Critically, women who are unaware of it—the cultural collective—have ceded control of sex and dating and marriage to men. This is the problem. Men characteristically rise to meet women’s standards. Women abandoned those standards to be more like men. Now we have sexual chaos. Fathers are absolutely the ones to lead us out of this disaster.
Lily, You touch on many aspects of the malaise in which we find ourselves. And as you note, it will be the truth that will set us free.
A dad’s affirmation of his daughter’s beauty cannot be encouraged enough! There can be a reluctance to express this for fear of encouraging vanity or just an uncomfortable feeling on dad’s part.
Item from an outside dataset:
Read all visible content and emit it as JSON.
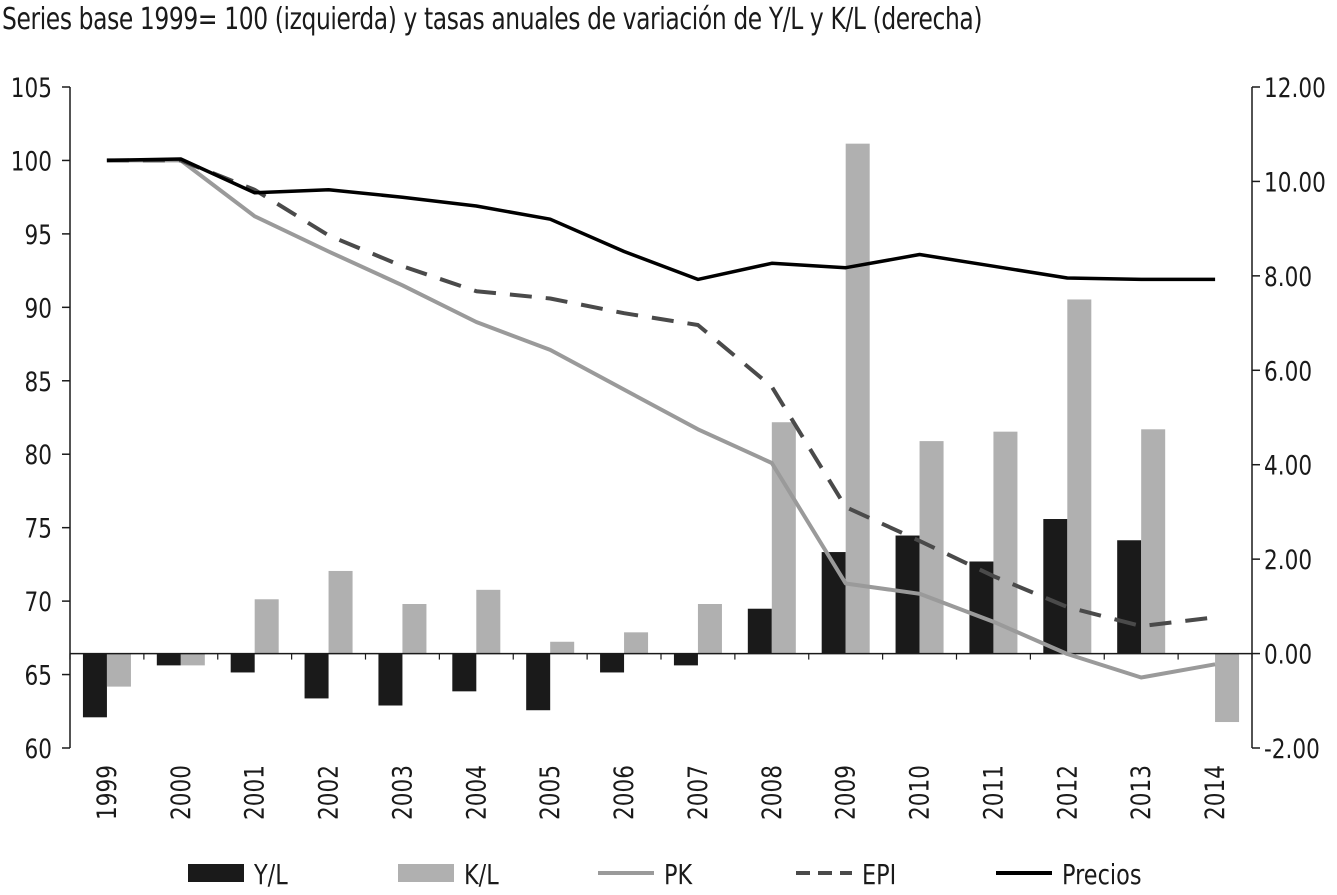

Often the dad with a son or sons finds more in common with him/them and easily enjoys their relationship without consideration of the necessity of deepening the dad-daughter bond.
A daughter who has the blessing of a father who joyfully enters into her “world” and genuinely shows his interest in the beauty within her, will grow in confidence and grace and affection. You have wonderful wisdom to share and hopefully will continue to share in family dynamics guided by the Holy Spirit of love! God bless you, Dr. C.
Thank you, Linda! You express this point beautifully. You are so right that a man often has to go outside his comfort zone really to enter into his daughter’s world, and to affirm her there (especially as she grows into her teens…).
This is beautiful and necessary but can I suggest a nuance? I feel it would have been very awkward for my emotionally silent dad to tell me, “You’re a beautiful girl/look beautiful” though I loved the rare occasions I heard it from him. But I did hear it enough from other sources to believe it true, on a certain level, so that it didn’t affect me or make me feel better about myself inside.
My nuance is this: I think what I really needed, was to hear my father frequently tell my mother, “You’re beautiful, you look beautiful, you’re good, you’re smart, you’re right there, you’re good to me, I’m glad you’re in my life.” THAT would have made such a difference to me, to hear my dad affirm my mom’s deepest emotional needs, to make me feel that being a woman was something beautiful and not horrific and shameful. It may have helped her to be less strident and frustrated at not being heard or feeling loved and appreciated as well, and she would have been able to be more peaceful towards him as she continually served him.
“The greatest gift a father can give his children, is to love their mother” is soooooo true here.
Your article reminds me of a very poignant scene from “Cheers”. Although “Cheers” was not my favorite TV sit-com, this one particular episode (“The Coach’s Daughter”) shows Coach telling his daughter how beautiful she is, and how much she looks like her deceased mother. The daughter does not agree with him and painfully reminds him that her mom was also not “comfortable” with her own looks. Coach fills up with tears and says “Yes and that’s what made her so beautiful!”
That is poignant; thank you for sharing.
Also fathers, tell your beautiful daughters that they are smart and bright and fun and special and strong and that you like to be with them. If they have affirmation of these things from their father (parents), they will not need that affirmation from everyone else. Boys also need this!These affirmations will level the field for brothers and sisters so that they see their siblings as these things and so will not be jealous, and they will defend each other.
I particularly like your recommendation to tell them ‘that you like to be with them.’ And of course we also convey this by the time we spend with them.